Alexis is an abolitionist and a Skadden Fellow at the Justice and Accountability Center of Louisiana. Her project addresses accessibility to Driver's Licenses from a criminalization of poverty standpoint through license application and child support representation, coalition building, and policy development and advocacy. Alexis’ professional and personal experience in organizing and activism motivated her to dedicate her legal career to empowering disenfranchised communities, and to develop solutions for structural problems they face using a civil rights as human rights lens.
Alexis has worked with a variety of community and movement lawyering organizations, such as the Community Justice Project in Miami, Arch City Defenders in St. Louis, the Legal Resources Center in Accra, Ghana, and the Gulf Coast Center for Law and Policy in Louisiana. With these organizations, Alexis has worked on a myriad of issues, including police brutality, the privatization of public goods, climate justice, and displacement and gentrification.

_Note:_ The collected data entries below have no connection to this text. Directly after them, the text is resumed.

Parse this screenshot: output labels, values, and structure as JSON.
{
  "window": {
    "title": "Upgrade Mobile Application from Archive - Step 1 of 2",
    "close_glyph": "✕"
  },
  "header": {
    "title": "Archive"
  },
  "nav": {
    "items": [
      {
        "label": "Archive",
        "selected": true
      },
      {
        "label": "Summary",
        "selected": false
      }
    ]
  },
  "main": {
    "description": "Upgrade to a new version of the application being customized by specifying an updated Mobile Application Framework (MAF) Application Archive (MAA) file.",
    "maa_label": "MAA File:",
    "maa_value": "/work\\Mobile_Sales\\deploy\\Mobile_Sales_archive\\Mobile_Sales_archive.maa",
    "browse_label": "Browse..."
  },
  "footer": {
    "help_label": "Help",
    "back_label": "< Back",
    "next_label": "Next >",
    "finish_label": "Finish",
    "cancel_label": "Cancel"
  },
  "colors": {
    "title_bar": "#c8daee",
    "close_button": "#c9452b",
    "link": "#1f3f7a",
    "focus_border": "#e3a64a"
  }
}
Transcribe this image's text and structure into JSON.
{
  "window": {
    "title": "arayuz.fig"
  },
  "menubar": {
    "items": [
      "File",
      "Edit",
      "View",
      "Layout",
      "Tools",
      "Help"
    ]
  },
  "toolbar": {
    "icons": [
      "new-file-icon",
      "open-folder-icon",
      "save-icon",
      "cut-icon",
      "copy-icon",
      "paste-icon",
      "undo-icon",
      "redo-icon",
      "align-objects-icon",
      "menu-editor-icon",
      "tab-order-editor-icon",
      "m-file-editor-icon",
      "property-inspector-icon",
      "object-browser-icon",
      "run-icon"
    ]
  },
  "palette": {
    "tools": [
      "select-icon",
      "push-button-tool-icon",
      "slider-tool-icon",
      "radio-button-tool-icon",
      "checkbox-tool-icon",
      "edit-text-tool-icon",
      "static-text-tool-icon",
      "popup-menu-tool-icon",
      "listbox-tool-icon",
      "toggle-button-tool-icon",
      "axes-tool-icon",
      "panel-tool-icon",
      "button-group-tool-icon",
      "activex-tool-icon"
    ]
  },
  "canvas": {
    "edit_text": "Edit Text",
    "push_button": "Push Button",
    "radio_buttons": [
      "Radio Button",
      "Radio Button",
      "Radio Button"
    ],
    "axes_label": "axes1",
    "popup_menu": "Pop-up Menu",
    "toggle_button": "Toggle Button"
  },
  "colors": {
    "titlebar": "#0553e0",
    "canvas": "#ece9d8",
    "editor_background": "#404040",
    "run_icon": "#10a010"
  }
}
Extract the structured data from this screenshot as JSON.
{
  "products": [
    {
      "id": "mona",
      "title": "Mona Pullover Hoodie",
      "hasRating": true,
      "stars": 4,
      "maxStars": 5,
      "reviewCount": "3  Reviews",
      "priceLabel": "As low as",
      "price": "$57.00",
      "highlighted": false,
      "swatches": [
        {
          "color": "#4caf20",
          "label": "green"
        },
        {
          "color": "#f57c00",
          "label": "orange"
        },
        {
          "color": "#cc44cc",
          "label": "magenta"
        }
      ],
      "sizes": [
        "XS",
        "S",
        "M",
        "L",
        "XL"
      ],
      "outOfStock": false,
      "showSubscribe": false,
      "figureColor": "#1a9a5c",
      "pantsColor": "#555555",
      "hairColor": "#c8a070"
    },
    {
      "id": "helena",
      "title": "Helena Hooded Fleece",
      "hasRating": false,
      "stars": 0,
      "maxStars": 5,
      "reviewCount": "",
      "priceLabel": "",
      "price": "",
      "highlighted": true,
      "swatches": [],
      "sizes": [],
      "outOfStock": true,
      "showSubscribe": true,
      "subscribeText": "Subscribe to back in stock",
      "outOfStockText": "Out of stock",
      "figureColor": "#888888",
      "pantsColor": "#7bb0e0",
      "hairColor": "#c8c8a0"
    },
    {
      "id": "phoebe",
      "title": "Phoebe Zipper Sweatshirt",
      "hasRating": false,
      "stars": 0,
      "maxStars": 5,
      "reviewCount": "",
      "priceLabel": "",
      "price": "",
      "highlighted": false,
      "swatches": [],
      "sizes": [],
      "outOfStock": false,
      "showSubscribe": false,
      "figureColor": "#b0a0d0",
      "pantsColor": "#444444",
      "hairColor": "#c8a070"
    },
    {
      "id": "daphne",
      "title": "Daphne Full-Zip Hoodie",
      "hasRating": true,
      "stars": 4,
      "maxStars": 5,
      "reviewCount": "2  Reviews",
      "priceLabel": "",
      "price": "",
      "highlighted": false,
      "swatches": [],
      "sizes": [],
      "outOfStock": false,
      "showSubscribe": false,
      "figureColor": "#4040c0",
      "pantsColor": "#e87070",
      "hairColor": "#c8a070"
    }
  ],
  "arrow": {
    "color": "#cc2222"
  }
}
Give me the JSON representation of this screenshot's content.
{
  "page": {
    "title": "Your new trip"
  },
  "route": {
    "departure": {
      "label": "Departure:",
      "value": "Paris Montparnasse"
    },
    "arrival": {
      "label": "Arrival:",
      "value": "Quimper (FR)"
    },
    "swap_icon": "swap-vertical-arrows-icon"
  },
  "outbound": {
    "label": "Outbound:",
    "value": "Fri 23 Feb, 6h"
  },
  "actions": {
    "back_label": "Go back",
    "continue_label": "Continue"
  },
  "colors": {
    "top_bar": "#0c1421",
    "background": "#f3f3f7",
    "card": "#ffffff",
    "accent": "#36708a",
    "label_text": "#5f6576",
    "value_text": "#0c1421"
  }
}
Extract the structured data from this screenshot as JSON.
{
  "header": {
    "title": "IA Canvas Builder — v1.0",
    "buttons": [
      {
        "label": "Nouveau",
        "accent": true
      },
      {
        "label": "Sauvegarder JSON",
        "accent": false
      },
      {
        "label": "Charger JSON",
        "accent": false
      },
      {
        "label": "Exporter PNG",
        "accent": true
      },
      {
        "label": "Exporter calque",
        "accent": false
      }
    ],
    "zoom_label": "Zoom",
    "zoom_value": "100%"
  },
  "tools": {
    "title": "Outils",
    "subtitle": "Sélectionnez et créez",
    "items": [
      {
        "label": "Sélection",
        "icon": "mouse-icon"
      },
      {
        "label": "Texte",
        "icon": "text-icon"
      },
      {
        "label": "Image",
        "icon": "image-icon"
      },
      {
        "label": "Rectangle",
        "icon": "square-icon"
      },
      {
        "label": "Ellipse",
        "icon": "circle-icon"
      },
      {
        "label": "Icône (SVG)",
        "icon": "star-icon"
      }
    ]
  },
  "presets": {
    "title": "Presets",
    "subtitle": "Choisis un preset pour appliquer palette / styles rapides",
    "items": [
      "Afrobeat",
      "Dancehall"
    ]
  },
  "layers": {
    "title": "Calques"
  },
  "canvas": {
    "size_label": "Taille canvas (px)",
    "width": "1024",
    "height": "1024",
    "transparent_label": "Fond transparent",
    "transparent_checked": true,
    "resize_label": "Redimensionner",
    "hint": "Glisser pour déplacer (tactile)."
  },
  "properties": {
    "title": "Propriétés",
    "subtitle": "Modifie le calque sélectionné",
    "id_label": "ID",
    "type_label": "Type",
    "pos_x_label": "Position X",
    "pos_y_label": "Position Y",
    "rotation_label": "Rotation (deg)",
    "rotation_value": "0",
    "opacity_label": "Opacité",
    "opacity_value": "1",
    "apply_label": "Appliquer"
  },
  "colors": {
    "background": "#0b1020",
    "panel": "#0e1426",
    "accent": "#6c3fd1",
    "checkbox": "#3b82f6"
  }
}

Alexis earned her Juris Doctor from Harvard School of Law and her BA in Cultural and Developmental Psychology from Columbia University. At Harvard, Alexis was the first Black Co-Executive Director of the Prison Legal Assistance Project where she grounded the legal services and policy advocacy work in a client-centered model. In addition to these internal responsibilities, she also represented clients in a variety of administrative proceedings, including commutations, reclassification, and disciplinary tickets, and testified on emergency COVID-19 release and other policy changes at the Massachusetts State Legislature. She further provided her movement lawyering skill set and passion for community in Harvard’s International Human Rights clinic and in the Ghana Project, addressing a lack of potable water in rural North Carolina, working on corporate accountability guidelines for the United Nations, and developing COVID-19 Education strategies for the Government of Ghana.